I'm as eager as anyone to have Marion County get back to a semblance of normality in these coronavirus times. i miss my Tai Chi classes. I miss going to the Courthouse Athletic Club. I miss having my hair cut (though I'm looking more like Willy Nelson every day, which can't be a bad thing).
But I'm also an avid reader of the daily Oregon Coronavirus Update that gets emailed to me by the Oregon Health Authority (OHA). Disturbingly often, Marion County has an outsized number of new cases, frequently outpacing Multnomah County which has a much larger population.
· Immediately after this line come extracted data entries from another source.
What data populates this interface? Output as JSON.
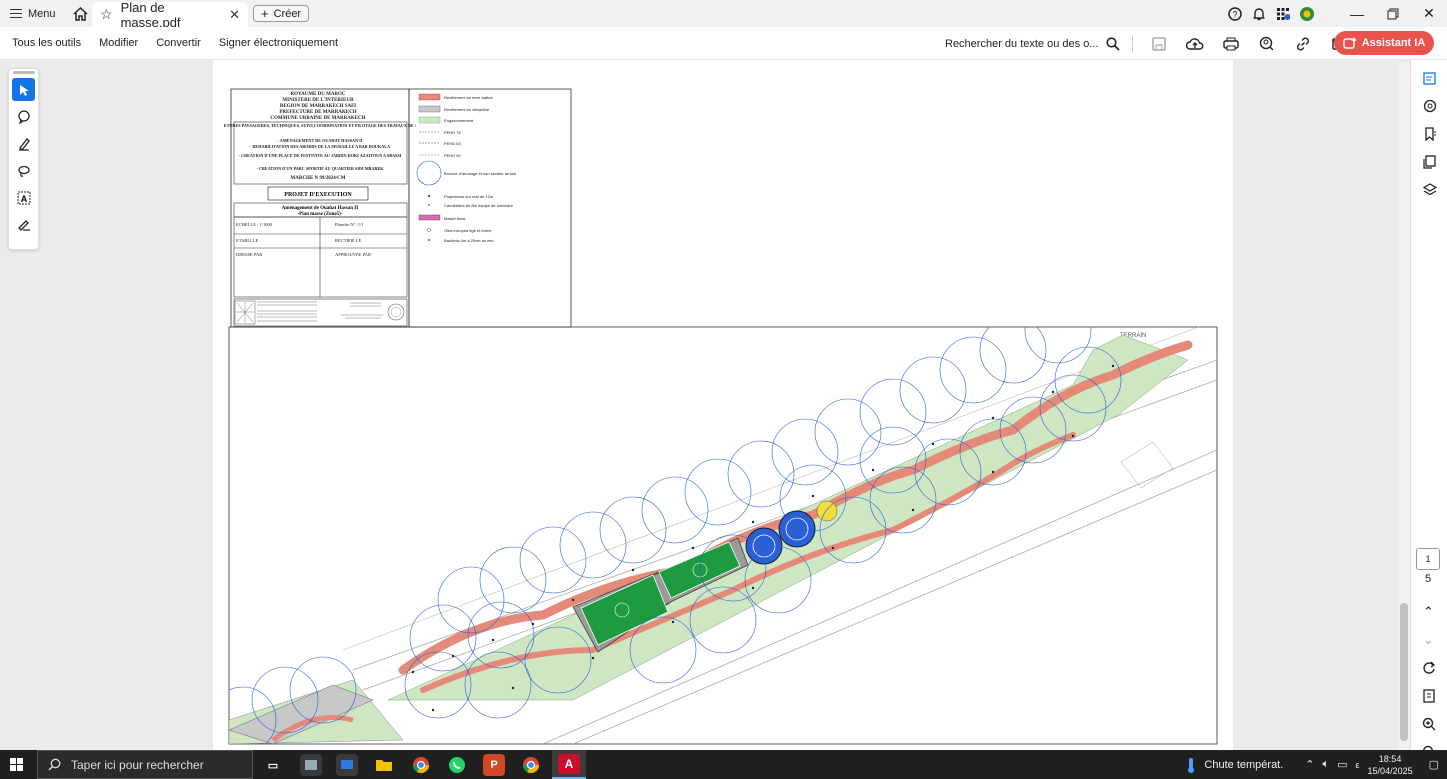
{
  "titlebar": {
    "menu_label": "Menu",
    "tab_title": "Plan de masse.pdf",
    "create_label": "Créer"
  },
  "toolbar": {
    "all_tools": "Tous les outils",
    "edit": "Modifier",
    "convert": "Convertir",
    "sign": "Signer électroniquement",
    "search_text": "Rechercher du texte ou des o...",
    "ai_assistant": "Assistant IA"
  },
  "document": {
    "title_block": {
      "line1": "ROYAUME DU MAROC",
      "line2": "MINISTERE DE L'INTERIEUR",
      "line3": "REGION DE MARRAKECH SAFI",
      "line4": "PREFECTURE DE MARRAKECH",
      "line5": "COMMUNE URBAINE DE MARRAKECH",
      "study": "ETUDES PAYSAGERES, TECHNIQUES, SUIVI,COORDINATION ET PILOTAGE DES TRAVAUX DE :",
      "item1": "- AMENAGEMENT DE OUAHAT HASSAN II",
      "item2": "- REHABILITATION DES ABORDS DE LA MURAILLE A BAB DOUKALA",
      "item3": "- CREATION D'UNE PLACE DE FESTIVITE AU JARDIN ROKI AZAITOUN A SBASSI",
      "item4": "- CREATION D'UN PARC SPORTIF AU QUARTIER SIDI MBAREK",
      "marche": "MARCHE N 99/2024/CM",
      "projet": "PROJET D'EXECUTION",
      "amenagement": "Aménagement de Ouahat Hassan II",
      "plan": "-Plan masse (Zone5)-",
      "echelle": "ECHELLE : 1/1000",
      "planche": "Planche N°: 1/1",
      "etabli": "ETABLI LE :",
      "rectifie": "RECTIFIE LE",
      "dresse": "DRESSE PAR",
      "approuve": "APPROUVEE PAR",
      "terrain": "TERRAIN"
    },
    "legend": [
      "Revêtement en terre battue",
      "Revêtement en désactivé",
      "Engazonnement",
      "PEHD 75",
      "PEHD 63",
      "PEHD 50",
      "Bouche d'arrosage et son secteur arrosé",
      "Projecteurs sur mât de 12m",
      "Candélabre de 8m équipé de luminaire",
      "Massif floral",
      "Olea europea tigé et formé",
      "Bauhinia 4m à 20cm au min"
    ]
  },
  "pagination": {
    "current": "1",
    "total": "5"
  },
  "taskbar": {
    "search_placeholder": "Taper ici pour rechercher",
    "weather": "Chute températ.",
    "time": "18:54",
    "date": "15/04/2025"
  },
  "colors": {
    "accent": "#1473e6",
    "ai_button": "#e8534e",
    "path_red": "#e58a78",
    "grass": "#cfe6c3",
    "field_green": "#1e9a40",
    "circle_blue": "#2a5fd6"
  }
}
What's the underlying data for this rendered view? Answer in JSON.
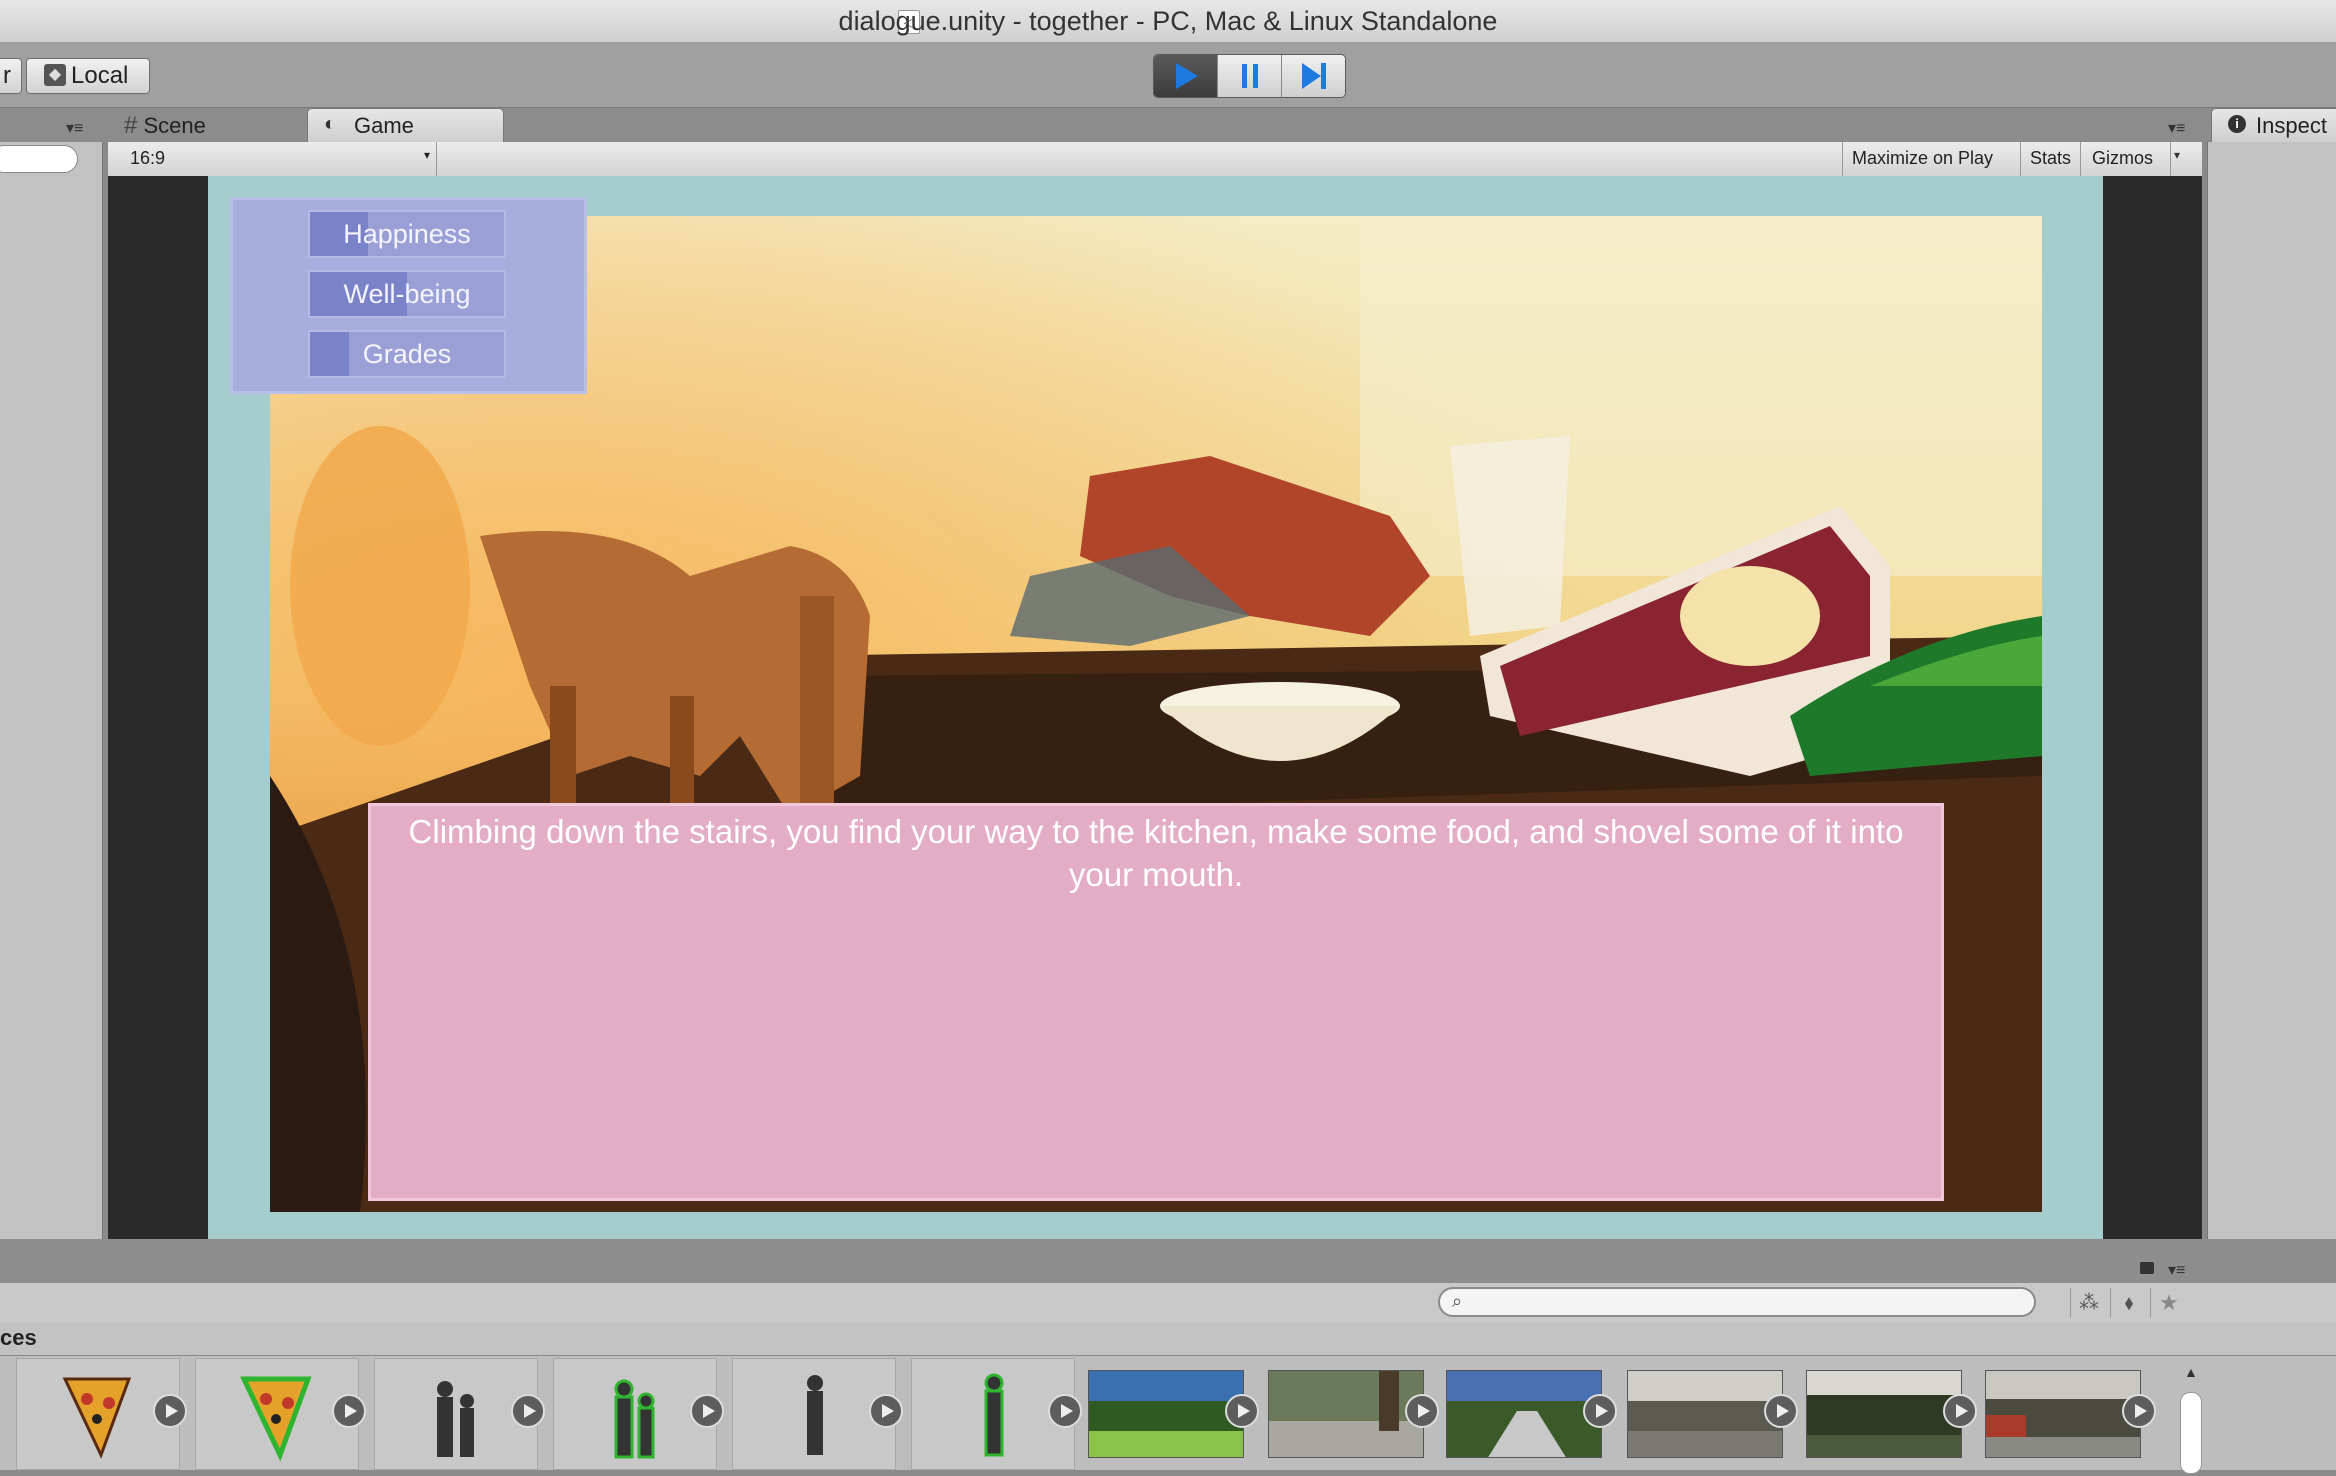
{
  "window": {
    "title": "dialogue.unity - together - PC, Mac & Linux Standalone"
  },
  "toolbar": {
    "left_stub_label": "r",
    "local_label": "Local",
    "play_icon": "play-icon",
    "pause_icon": "pause-icon",
    "step_icon": "step-icon"
  },
  "tabs": {
    "scene": "Scene",
    "game": "Game",
    "inspector": "Inspect"
  },
  "game_bar": {
    "aspect": "16:9",
    "maximize": "Maximize on Play",
    "stats": "Stats",
    "gizmos": "Gizmos"
  },
  "game": {
    "stats": [
      {
        "label": "Happiness",
        "fill": 0.3
      },
      {
        "label": "Well-being",
        "fill": 0.5
      },
      {
        "label": "Grades",
        "fill": 0.2
      }
    ],
    "dialogue": "Climbing down the stairs, you find your way to the kitchen, make some food, and shovel some of it into your mouth."
  },
  "project": {
    "breadcrumb": "ces",
    "assets": [
      {
        "icon": "pizza-character-icon"
      },
      {
        "icon": "pizza-character-green-outline-icon"
      },
      {
        "icon": "family-silhouette-icon"
      },
      {
        "icon": "family-silhouette-green-outline-icon"
      },
      {
        "icon": "person-silhouette-icon"
      },
      {
        "icon": "person-silhouette-green-outline-icon"
      },
      {
        "icon": "park-photo-thumbnail"
      },
      {
        "icon": "path-photo-thumbnail"
      },
      {
        "icon": "sidewalk-photo-thumbnail"
      },
      {
        "icon": "street-photo-thumbnail"
      },
      {
        "icon": "garden-photo-thumbnail"
      },
      {
        "icon": "road-photo-thumbnail"
      }
    ]
  },
  "colors": {
    "game_background": "#a6cdcd",
    "stats_panel": "#a7aede",
    "dialogue_box": "#e4adc6",
    "play_active": "#1f7ae0"
  }
}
According to the most recent OHA data, May 8, Oregon as a whole has had 3,068 confirmed coronavirus cases. Marion County has had 626, 20% of the state total. Yet in 2019 Marion County comprised only 8% of the Oregon population (347,818 out of 4.218 million).
Nonetheless, a few days ago the Salem Reporter ran a story by Saphara Harrell and Rachel Alexander, "With highest COVID-19 rate in the state, Marion County wants to start reopening businesses."
Marion County says it is ready to start lifting restrictions intended to slow the spread of COVID-19. But the county’s plan, released Wednesday, will face its first test when it’s sent to the governor’s office to determine if the area has met key measures needed to reopen.
The proposal by the Marion County Board of Commissioners comes as the county is experiencing the highest rate of the coronavirus infections in the state and lags behind other urban counties in testing.
Marion County hasn’t met many of the state’s requirements for reopening, including adequate testing, adequate contact tracers or a downward trajectory of cases over a 14-day period. But on Wednesday, materials were presented at the board meeting making the case that the county is making progress on key measures.
OK. But progress is one thing. Meeting the state's requirements is a whole other thing. It seems to me that Marion County should be one of the last counties in Oregon to start reopening businesses, churches, and such, not one of the first.
Today I looked over Marion County's application to the state to begin reopening. As the Salem Reporter story says, Marion County isn't meeting some of the criteria that the state says are needed to ensure the safety of people as Governor Brown's Stay Home, Save Lives orders are gradually relaxed.
Notably, the number of new coronavirus cases in Marion County isn't on a two-week downward trend. A chart in the Marion County application shows this.
Two weeks from May 1 was April 17, which is just past the legend on the horizontal axis. I didn't do any sophisticated statistical analysis of that two-week trend, or even an unsophisticated analysis. But it seems obvious that the Marion County application to start reopening on May 15 doesn't demonstrate a two-week downward trend in new coronavirus cases.
Instead, the application says, "There has been a decline of cases from a peak on April 19, 2020." Well, yes. April 19 was the high point so far in new Marion County cases. But cherry-picking one day doesn't make a trend. My eyeballs don't see any sort of overall trend -- just a steady increase in cases with ups and downs in the daily count.
County-level data from the Johns Hopkins Coronavirus Resource Center confirms that Marion County isn't experiencing a recent downturn in confirmed coronavirus cases. Here's the graph for Marion County. Sure doesn't look like any "bending the curve" is going on in Marion County so far. The last data point is May 7, yesterday.
Here's the graph for Multnomah County, which has the most cases in Oregon. A small bit of bending seems to be occurring.
I readily admit that part of my skepticism about Marion County being ready to start reopening stems from the deeply conservative bent of the three Republican county commissioners. I don't trust that they're committed to using the best science to base reopening plans on. Rather, I strongly suspect that their Trumpian brand of politics is at play.
Namely, wrongly believing that the Marion County economy can start getting back to normal even though the coronavirus crisis hasn't abated. If people are afraid to go to work, shop, eat at a restaurant, visit a gym, or whatever, it doesn't matter if those places are reopened. Probably they will be largely empty until the COVID-19 outbreak is on a decided downturn in Marion County.
Which, right now, it isn't.
Any what's up with the director of the Marion County Public Health Department refusing to comment on the Salem Reporter story? That also seems Trump-like.
The Health Authority this week released case numbers by ZIP code, showing the Gervais and Woodburn areas were leading the state in the number of cases per capita.
Two weeks ago, Katrina Rothenberger, director of the Marion County Public Health Department, said the numbers concerned her that the county was headed in the wrong direction.
On Wednesday, Rothenberger declined an interview through a county spokeswoman.
I agree it is still early to reopen everything, but wanted to point out that your analysis of the graphs is incorrect. The graph you show is for cumulative cases in Marion County. That's not the curve we are trying to bend. Once a person has been tested and confirmed with COVID-19 their number is added to the chart you posted. They can never "un-have" the virus and so that curve doesn't bend. The curve we are trying to bend (and it is related to the one posted) is the number of daily new cases. That data isn't available on the county level from Johns Hopkins as far as I can tell.